Multiple groups of people believed to be Syrian refugees have been detained and rejected from Montevideo, Uruguay, after using falsified Israeli passports to book their flights into the nation.
This week, reports Spanish newswire EFE, ten individuals entered Carrasco International Airport in Montevideo using fake Israeli passports, traveling into Uruguay from Brazil. Authorities sought to verify their passports after Spanish authorities warned that they had seen similar cases of falsified Israeli passports in Europe. When interrogated by authorities, the group could not respond to English or Hebrew, leading authorities to suspect they were Syrian. The group consisted of seven women, two men, and a child. They were flown back into Brazil.
The group is the second in as many weeks stopped at the same airport with similarly counterfeit identification. Uruguay’s El Observador newspaper reports that authorities stopped a group of four Syrian citizens, also using false passports, at the capital’s airport. Those individuals were questioned by Israeli Mossad authorities, which have been working closely with the Uruguayan government on security issues for both the Israeli embassy and violent attacks against Jewish Uruguayans in particular.
Uruguay received international praise last year when it announced that it would begin accepting Syrian refugees to resettle in its borders. Within only months of the refugee program’s establishment, however, Uruguay announced this week that it would ban Syrian refugee men from entering Uruguay, accepting only women and children.

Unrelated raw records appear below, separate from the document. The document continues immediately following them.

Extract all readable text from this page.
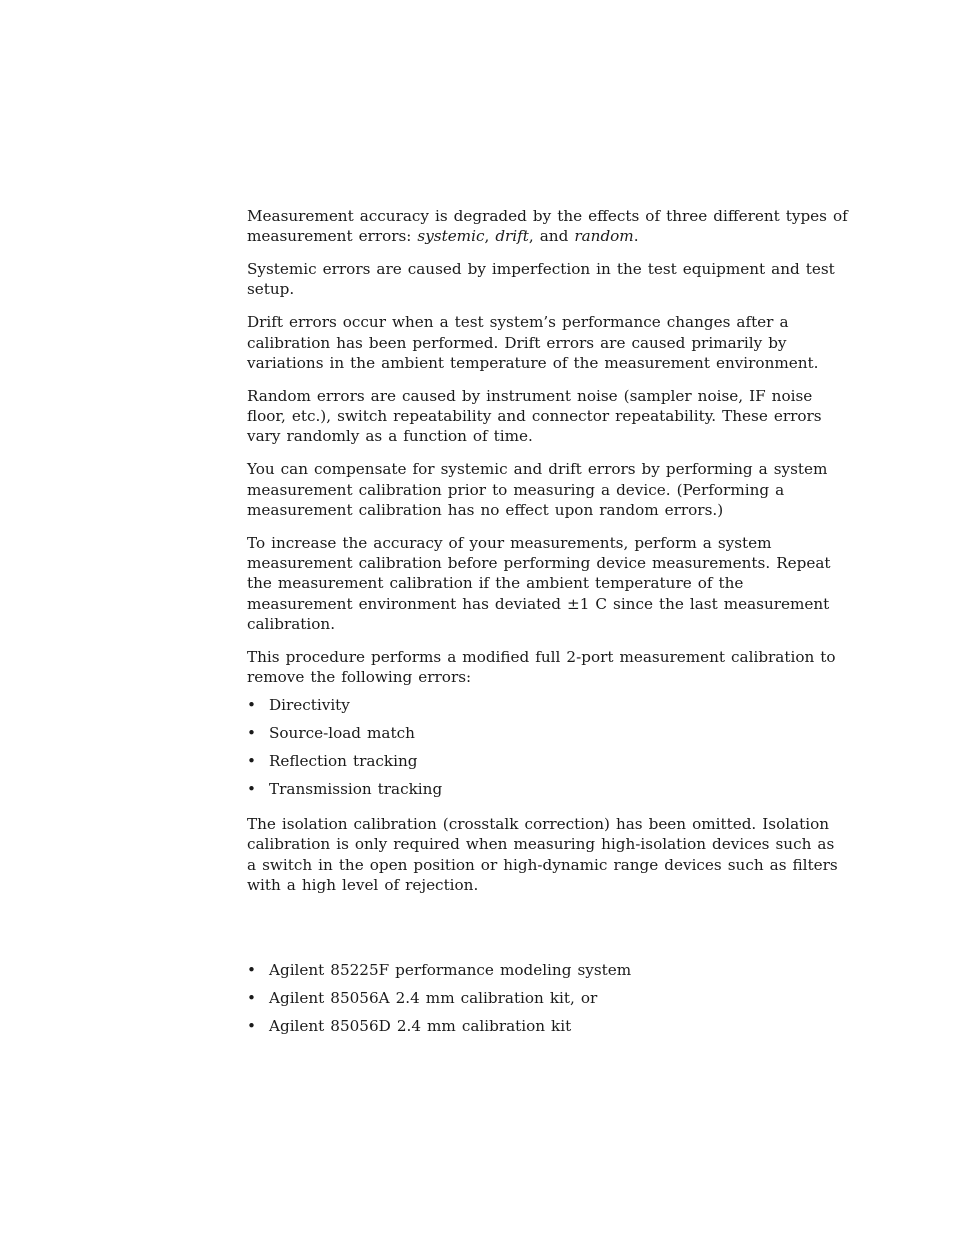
Measurement accuracy is degraded by the effects of three different types of measurement errors: systemic, drift, and random.

Systemic errors are caused by imperfection in the test equipment and test setup.

Drift errors occur when a test system’s performance changes after a calibration has been performed. Drift errors are caused primarily by variations in the ambient temperature of the measurement environment.

Random errors are caused by instrument noise (sampler noise, IF noise floor, etc.), switch repeatability and connector repeatability. These errors vary randomly as a function of time.

You can compensate for systemic and drift errors by performing a system measurement calibration prior to measuring a device. (Performing a measurement calibration has no effect upon random errors.)

To increase the accuracy of your measurements, perform a system measurement calibration before performing device measurements. Repeat the measurement calibration if the ambient temperature of the measurement environment has deviated ±1 C since the last measurement calibration.

This procedure performs a modified full 2-port measurement calibration to remove the following errors:

• Directivity
• Source-load match
• Reflection tracking
• Transmission tracking

The isolation calibration (crosstalk correction) has been omitted. Isolation calibration is only required when measuring high-isolation devices such as a switch in the open position or high-dynamic range devices such as filters with a high level of rejection.

• Agilent 85225F performance modeling system
• Agilent 85056A 2.4 mm calibration kit, or
• Agilent 85056D 2.4 mm calibration kit
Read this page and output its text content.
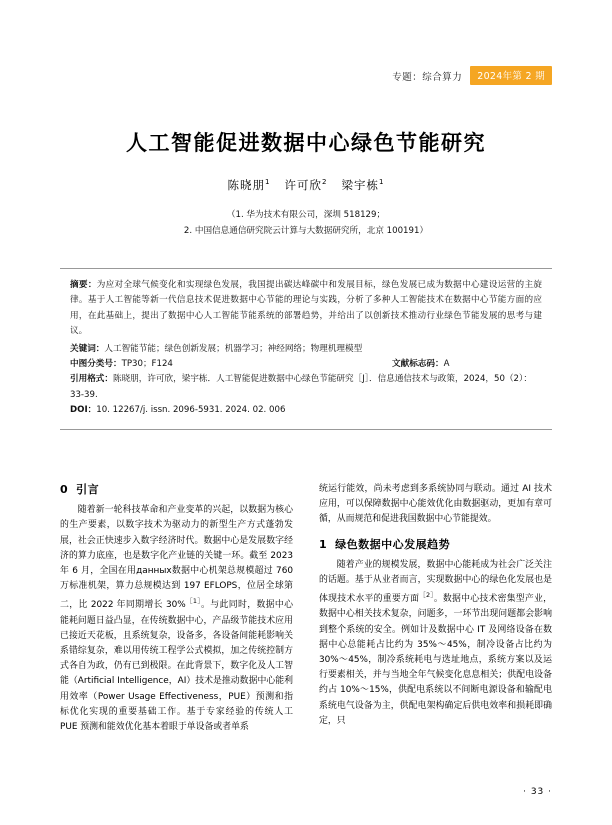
专题：综合算力	2024年第 2 期
人工智能促进数据中心绿色节能研究
陈晓朋$^1$ 许可欣$^2$ 梁宇栋$^1$
（1. 华为技术有限公司，深圳 518129；
2. 中国信息通信研究院云计算与大数据研究所，北京 100191）

摘要：为应对全球气候变化和实现绿色发展，我国提出碳达峰碳中和发展目标，绿色发展已成为数据中心建设运营的主旋律。基于人工智能等新一代信息技术促进数据中心节能的理论与实践，分析了多种人工智能技术在数据中心节能方面的应用，在此基础上，提出了数据中心人工智能节能系统的部署趋势，并给出了以创新技术推动行业绿色节能发展的思考与建议。

关键词：人工智能节能；绿色创新发展；机器学习；神经网络；物理机理模型

中图分类号：TP30；F124	文献标志码：A

引用格式：陈晓朋，许可欣，梁宇栋．人工智能促进数据中心绿色节能研究［J］．信息通信技术与政策，2024，50（2）：33-39.

DOI：10. 12267/j. issn. 2096-5931. 2024. 02. 006

0 引言

随着新一轮科技革命和产业变革的兴起，以数据为核心的生产要素，以数字技术为驱动力的新型生产方式蓬勃发展，社会正快速步入数字经济时代。数据中心是发展数字经济的算力底座，也是数字化产业链的关键一环。截至 2023 年 6 月，全国在用данных数据中心机架总规模超过 760 万标准机架，算力总规模达到 197 EFLOPS，位居全球第二，比 2022 年同期增长 30%$^{[1]}$。与此同时，数据中心能耗问题日益凸显，在传统数据中心，产品级节能技术应用已接近天花板，且系统复杂，设备多，各设备间能耗影响关系错综复杂，难以用传统工程学公式模拟，加之传统控制方式各自为政，仍有已到极限。在此背景下，数字化及人工智能（Artificial Intelligence，AI）技术是推动数据中心能利用效率（Power Usage Effectiveness，PUE）预测和指标优化实现的重要基础工作。基于专家经验的传统人工 PUE 预测和能效优化基本着眼于单设备或者单系

统运行能效，尚未考虑到多系统协同与联动。通过 AI 技术应用，可以保障数据中心能效优化由数据驱动，更加有章可循，从而规范和促进我国数据中心节能提效。

1 绿色数据中心发展趋势

随着产业的规模发展，数据中心能耗成为社会广泛关注的话题。基于从业者而言，实现数据中心的绿色化发展也是体现技术水平的重要方面$^{[2]}$。数据中心技术密集型产业，数据中心相关技术复杂，问题多，一环节出现问题都会影响到整个系统的安全。例如计及数据中心 IT 及网络设备在数据中心总能耗占比约为 35%～45%，制冷设备占比约为 30%～45%，制冷系统耗电与选址地点，系统方案以及运行要素相关，并与当地全年气候变化息息相关；供配电设备约占 10%～15%，供配电系统以不间断电源设备和输配电系统电气设备为主，供配电架构确定后供电效率和损耗即确定，只

· 33 ·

Its argument is that incidents of domestic abuse within the Syrian refugee community were too high to allow them to continue relocating into the country as families with a father figure.
As authorities impose more stringent requirements of Syrian refugees to receive asylum, illegal activity involving the smuggling of Syrians out of their country has increased. In Spain, where the group of seven using Israeli passports is believed to have begun their journey into Uruguay, law enforcement shut down an entire smuggling ring dedicated to relocating Syrian refugees within the European Union in November.

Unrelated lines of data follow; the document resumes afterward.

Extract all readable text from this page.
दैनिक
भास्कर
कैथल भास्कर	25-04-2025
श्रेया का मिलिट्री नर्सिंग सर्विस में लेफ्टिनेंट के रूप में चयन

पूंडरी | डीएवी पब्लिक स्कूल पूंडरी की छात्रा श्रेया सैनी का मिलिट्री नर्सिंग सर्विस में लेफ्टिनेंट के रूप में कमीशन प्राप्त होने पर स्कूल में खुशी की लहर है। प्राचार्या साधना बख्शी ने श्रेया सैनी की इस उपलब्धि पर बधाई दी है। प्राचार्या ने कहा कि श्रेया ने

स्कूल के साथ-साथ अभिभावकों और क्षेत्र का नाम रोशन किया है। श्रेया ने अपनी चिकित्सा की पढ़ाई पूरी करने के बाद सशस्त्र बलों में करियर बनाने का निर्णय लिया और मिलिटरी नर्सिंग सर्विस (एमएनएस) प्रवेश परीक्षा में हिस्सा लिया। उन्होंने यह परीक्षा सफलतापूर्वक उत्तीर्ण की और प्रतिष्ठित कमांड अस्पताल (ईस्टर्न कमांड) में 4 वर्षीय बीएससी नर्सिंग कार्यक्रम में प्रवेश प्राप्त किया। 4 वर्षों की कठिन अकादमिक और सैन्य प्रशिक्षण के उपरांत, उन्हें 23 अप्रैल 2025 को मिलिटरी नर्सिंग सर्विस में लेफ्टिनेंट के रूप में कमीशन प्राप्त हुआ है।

It is believed that up to nine million Syrians have left their homes due to the civil war which erupted there in 2011 and continues to claim lives. It now consists not only of rebel factions against President Bashar al-Assad, but rebel factions against jihadist groups like the Islamic State, the al-Nusra Front, and the al-Qaeda outfit. While many have relocated to neighboring Turkey and Lebanon, some still have spread as far as the United States and Latin America, while others remain internally displaced within Syria.